Mustafa Kemal yani yazı için Çankaya Akşamları’nda önemli çalışmalar, toplantılar yapmış, devrimin Yol Haritası’nı hazırlamıştır. Buna göre yazıyı öğrenmek için MİLLET MEKTEPLERİ açılacak, bu dershanelerdeki kara tahtanın başında kendisi BAŞÖĞRETMEN, İsmet İnönü ise öğretmen olarak bulunacaktır. Nitekim kısa sürede 2 milyona yakın insanımız Yeni Yazı’yı öğrenmiştir. Mustafa Kemal Tekirdağ’da tahtanın başına geçmiş, o sıra Başbakan olan İsmet İnönü de durumu görmek için Anadolu köy, kasaba ve şehirlerine ÖĞRETMEN olarak gittiğini söylemiştir. Sonuçta Yeni Yazı kabul edilmiş, halkın çabuk okuyup yazma yolu açılmıştır. Yazının kabulünden sonra da ne Atatürk ne İsmet İnönü eski yazıyı kullanmamışlardır. Bugün Türk halkının yüzde 90’ı okuyup yazmayı bilmekte, bir o kadarı da okuldan çıkmıştır.
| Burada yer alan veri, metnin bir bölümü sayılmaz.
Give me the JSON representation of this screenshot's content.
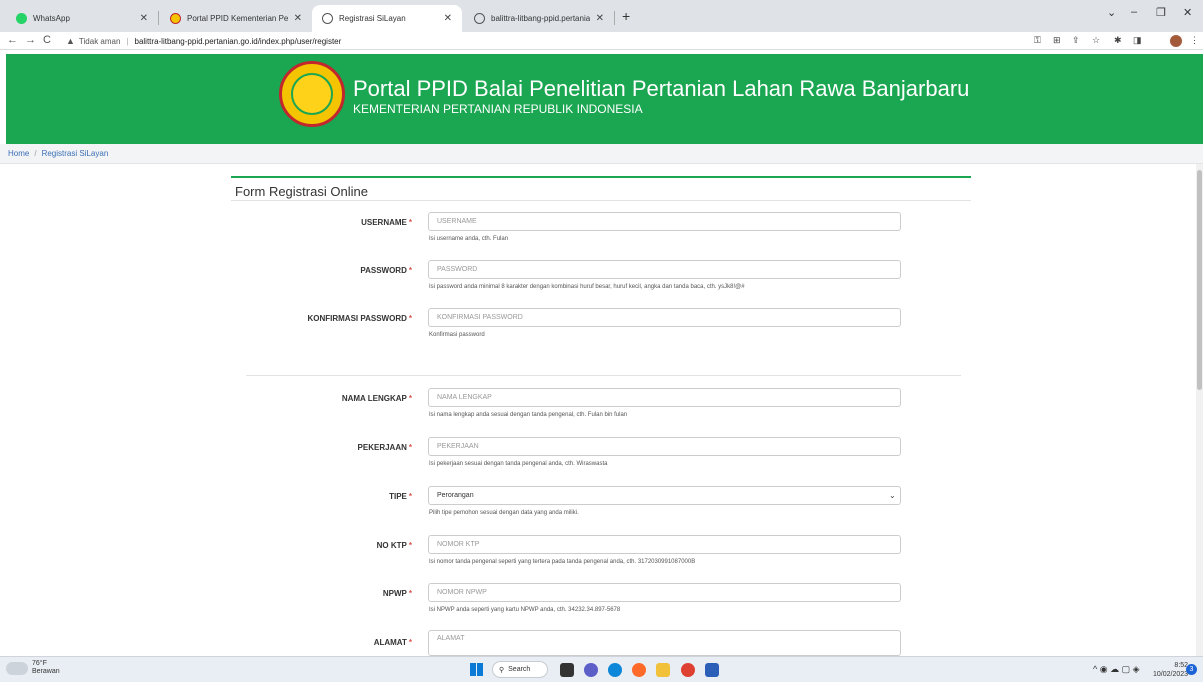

Ancak Yazı Devrimi’nin ikinci ayağı DİL DEVRİMİ’dir. Dilimizin, yazımızın içine girmiş olan Arapça, Farsça kelimelerin dilimizden ayıklanması, yerine halkın kullandığı Öztürkçe kelimelerin konması gerekmiştir. Bu konunda Mustafa Kemal Atatürk, Dil Devrimi’ni yaparken, Türk Dili’nin bağımsız olmasına işaret etmiştir. Çünkü dilin bağımsızlığı ülkenin bağımsızlığı demektir. Yapılan çalışmalar sonunda dilimizde 70 bin Arapça, Farsça kelime atılmış, onların yerine Öztürkçe kelimeler konmuştur. Türk Dili bu sayede anlaşılır bir dil haline gelmiştir. Osmanlıca ise geçmişi araştırma dili ve yazısı olarak kalmıştır. Bilindiği gibi OSMANLICA, Arapça, Farsça ve Türkçe karışımı bir dildir. Ancak bazı Dil Bilginleri o dilin yani Osmanlıca’nın anlaşılmayan Arapça bir dil olduğunu söylerler.